– UE to wciąż istotny element światowej gospodarki, ale nie da się ukryć, że jej znaczenie maleje – diagnozował Vazil Hudak, minister gospodarki Słowacji. Janusz Lewandowski, europoseł i przewodniczący Rady Gospodarczej przy Premierze, wskazywał, że w międzynarodowych instytucjach Europa odgrywa wciąż znaczącą rolę, ale przyznał, że to raczej historyczna zaszłość niż odzwierciedlenie dzisiejszego znaczenia Starego Kontynentu.
Lewandowski tłumaczył, że rozwój Europy w ostatnich latach hamowała seria kryzysów: najpierw finansowy, potem zadłużeniowy, następnie ukraiński, teraz zaś imigracyjny. – UE potrafi sobie z tymi zmieniającymi się wyzwaniami radzić, dostosowywać się. To odróżnia wolne, demokratyczne społeczeństwo od państw komunistycznych, które pod brzemieniem problemów upadały. Pod tym względem jestem optymistą – powiedział. Jak zauważył, kryzysy ostatecznie UE umacniają. Nie byłoby np. mowy o unii energetycznej, gdyby nie konflikt na Ukrainie. W jego ocenie kwestia imigrantów też znajdzie ostatecznie rozwiązanie, które na dłuższą metę może się okazać dla gospodarki korzystne.
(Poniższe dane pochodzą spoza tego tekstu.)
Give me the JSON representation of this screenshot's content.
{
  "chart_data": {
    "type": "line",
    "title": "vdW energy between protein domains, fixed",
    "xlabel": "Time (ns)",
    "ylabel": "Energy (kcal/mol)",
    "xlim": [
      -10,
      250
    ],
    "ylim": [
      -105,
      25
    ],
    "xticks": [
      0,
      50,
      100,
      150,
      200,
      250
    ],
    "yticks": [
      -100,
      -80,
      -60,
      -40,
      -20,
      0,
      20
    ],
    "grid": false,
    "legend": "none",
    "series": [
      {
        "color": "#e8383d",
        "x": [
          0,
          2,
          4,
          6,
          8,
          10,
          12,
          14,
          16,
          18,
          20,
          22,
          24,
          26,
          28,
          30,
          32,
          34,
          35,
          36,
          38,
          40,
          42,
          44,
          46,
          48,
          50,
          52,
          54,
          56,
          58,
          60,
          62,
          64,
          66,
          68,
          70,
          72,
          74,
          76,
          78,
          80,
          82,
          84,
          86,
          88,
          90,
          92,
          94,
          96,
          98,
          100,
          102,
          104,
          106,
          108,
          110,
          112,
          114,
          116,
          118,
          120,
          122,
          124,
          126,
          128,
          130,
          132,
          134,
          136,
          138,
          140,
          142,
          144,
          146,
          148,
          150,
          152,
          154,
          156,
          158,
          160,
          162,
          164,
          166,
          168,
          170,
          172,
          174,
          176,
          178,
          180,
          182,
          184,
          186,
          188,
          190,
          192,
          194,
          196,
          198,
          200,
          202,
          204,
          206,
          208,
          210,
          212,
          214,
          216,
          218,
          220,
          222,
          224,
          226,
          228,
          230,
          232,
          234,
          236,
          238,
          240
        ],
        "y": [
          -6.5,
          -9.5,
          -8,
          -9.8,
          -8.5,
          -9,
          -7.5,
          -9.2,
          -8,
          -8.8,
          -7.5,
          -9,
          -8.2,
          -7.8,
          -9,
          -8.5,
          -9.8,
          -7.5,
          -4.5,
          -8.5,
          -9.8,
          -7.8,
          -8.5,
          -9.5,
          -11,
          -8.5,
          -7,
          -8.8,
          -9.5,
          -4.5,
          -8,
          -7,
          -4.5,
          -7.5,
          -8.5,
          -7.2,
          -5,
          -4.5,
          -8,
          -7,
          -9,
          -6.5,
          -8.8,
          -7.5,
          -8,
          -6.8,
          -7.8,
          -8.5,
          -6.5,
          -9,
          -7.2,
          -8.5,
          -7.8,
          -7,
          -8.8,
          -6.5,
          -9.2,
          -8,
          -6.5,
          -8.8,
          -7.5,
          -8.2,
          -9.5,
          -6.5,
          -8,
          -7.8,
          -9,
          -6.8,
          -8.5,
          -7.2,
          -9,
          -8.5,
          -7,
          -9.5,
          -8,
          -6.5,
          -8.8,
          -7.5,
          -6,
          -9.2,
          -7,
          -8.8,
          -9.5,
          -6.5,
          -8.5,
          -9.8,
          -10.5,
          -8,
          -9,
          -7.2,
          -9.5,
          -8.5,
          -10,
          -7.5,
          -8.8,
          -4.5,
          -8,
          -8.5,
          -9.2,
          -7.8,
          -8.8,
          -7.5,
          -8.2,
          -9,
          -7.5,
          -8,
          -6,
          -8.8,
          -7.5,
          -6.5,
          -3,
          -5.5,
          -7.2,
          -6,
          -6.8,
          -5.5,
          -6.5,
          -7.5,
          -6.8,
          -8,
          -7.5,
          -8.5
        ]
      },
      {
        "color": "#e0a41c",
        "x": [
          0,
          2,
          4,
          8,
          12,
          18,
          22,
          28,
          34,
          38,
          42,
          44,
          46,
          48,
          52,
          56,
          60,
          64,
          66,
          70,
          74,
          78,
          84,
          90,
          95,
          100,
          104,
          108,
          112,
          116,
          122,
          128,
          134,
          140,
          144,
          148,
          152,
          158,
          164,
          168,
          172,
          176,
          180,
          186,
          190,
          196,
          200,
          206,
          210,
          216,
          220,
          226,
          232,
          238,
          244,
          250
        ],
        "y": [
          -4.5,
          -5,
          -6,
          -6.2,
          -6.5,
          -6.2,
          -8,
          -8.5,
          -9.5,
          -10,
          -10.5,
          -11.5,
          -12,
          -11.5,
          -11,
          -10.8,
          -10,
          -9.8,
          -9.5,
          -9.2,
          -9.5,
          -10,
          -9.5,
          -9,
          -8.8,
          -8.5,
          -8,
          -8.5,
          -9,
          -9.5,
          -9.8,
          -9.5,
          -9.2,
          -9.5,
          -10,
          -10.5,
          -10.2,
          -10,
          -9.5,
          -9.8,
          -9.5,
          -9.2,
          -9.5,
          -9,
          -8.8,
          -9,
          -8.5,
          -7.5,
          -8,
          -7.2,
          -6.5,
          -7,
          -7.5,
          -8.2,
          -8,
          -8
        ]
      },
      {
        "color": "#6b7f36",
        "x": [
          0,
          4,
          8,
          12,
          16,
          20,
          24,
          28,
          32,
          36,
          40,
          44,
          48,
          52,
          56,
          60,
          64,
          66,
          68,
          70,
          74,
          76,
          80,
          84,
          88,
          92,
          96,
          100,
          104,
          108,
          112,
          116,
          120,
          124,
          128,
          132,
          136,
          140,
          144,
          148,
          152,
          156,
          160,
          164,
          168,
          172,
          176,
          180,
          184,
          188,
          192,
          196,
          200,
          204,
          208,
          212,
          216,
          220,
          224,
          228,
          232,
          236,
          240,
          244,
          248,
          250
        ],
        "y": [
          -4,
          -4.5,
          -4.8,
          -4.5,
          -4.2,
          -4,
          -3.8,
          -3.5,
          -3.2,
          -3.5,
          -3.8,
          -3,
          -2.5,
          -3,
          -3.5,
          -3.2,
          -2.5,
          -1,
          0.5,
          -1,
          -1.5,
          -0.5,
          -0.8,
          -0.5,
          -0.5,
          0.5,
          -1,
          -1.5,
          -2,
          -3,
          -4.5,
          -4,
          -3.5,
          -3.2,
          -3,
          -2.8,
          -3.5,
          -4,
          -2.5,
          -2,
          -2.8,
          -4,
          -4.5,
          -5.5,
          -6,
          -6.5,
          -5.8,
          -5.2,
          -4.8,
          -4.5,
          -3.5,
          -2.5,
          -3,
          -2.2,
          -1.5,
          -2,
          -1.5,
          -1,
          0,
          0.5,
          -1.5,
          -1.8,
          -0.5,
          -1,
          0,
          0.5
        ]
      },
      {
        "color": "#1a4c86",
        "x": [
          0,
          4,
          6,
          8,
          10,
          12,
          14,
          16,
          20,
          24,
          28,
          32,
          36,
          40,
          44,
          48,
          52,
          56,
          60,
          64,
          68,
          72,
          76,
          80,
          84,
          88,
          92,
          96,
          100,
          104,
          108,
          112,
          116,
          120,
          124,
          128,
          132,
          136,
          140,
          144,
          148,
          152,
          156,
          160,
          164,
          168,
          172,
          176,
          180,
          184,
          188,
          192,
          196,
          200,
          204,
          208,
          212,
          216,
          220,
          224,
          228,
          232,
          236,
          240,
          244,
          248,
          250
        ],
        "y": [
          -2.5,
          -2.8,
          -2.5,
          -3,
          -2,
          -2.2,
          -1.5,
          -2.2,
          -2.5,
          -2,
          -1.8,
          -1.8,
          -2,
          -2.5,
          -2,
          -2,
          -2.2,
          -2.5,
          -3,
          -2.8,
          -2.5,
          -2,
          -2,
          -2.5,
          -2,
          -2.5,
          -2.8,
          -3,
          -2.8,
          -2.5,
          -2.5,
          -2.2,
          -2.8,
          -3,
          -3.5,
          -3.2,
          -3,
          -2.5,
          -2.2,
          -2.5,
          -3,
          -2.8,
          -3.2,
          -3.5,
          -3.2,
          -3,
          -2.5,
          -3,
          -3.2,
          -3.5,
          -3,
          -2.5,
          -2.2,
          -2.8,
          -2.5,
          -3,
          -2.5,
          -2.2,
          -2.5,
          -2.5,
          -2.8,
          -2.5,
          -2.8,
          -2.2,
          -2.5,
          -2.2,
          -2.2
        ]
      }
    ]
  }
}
– Trzeba się odwołać do kultury kompromisu: nawet rozwiązanie, które nie jest idealne, ale wspólnie wypracowane, jest dobre. To wymaga jednak dobrych przywódców. Ostatecznie więc przyszłość Europy w dużej mierze zależy od jakości przywództwa – wskazywała Maria Wasiak, minister infrastruktury i rozwoju.
Hans Timmer, główny ekonomista Banku Światowego, powiedział, że UE musi wyciągnąć wnioski z doświadczeń Japonii, która od ponad 20 lat tkwi w stagnacji. – Po kryzysie bankowym rząd próbował tam stymulować gospodarkę tradycyjnymi metodami fiskalnymi i pieniężnymi. Ale to nie podziałało, bo Japonia nie znalazła nowego motoru wzrostu, który krył się w usługach. A usługi były tam przeregulowane – powiedział.
Także uczestniczący w dyskusji przedstawiciele biznesu – prezes T-Mobile Polska Adam Sawicki oraz prezes mBanku Cezary Stypułkowski – podkreślali, że Europa ugina się pod ciężarem regulacji. Wskazywali też jednak, że należy dokończyć budowę wspólnego rynku, np. kapitałowego. – Korzyści skali to wciąż klucz do sukcesu – mówił Sawicki. – Nawałnica regulacji to w pewnej mierze efekt tego, że świat staje się coraz bardziej skomplikowany. Ale zarazem te regulacje są już tak rozrośnięte, że paraliżują. Trzeba więc poszukać nowego podejścia – tłumaczył z kolei Stypułkowski.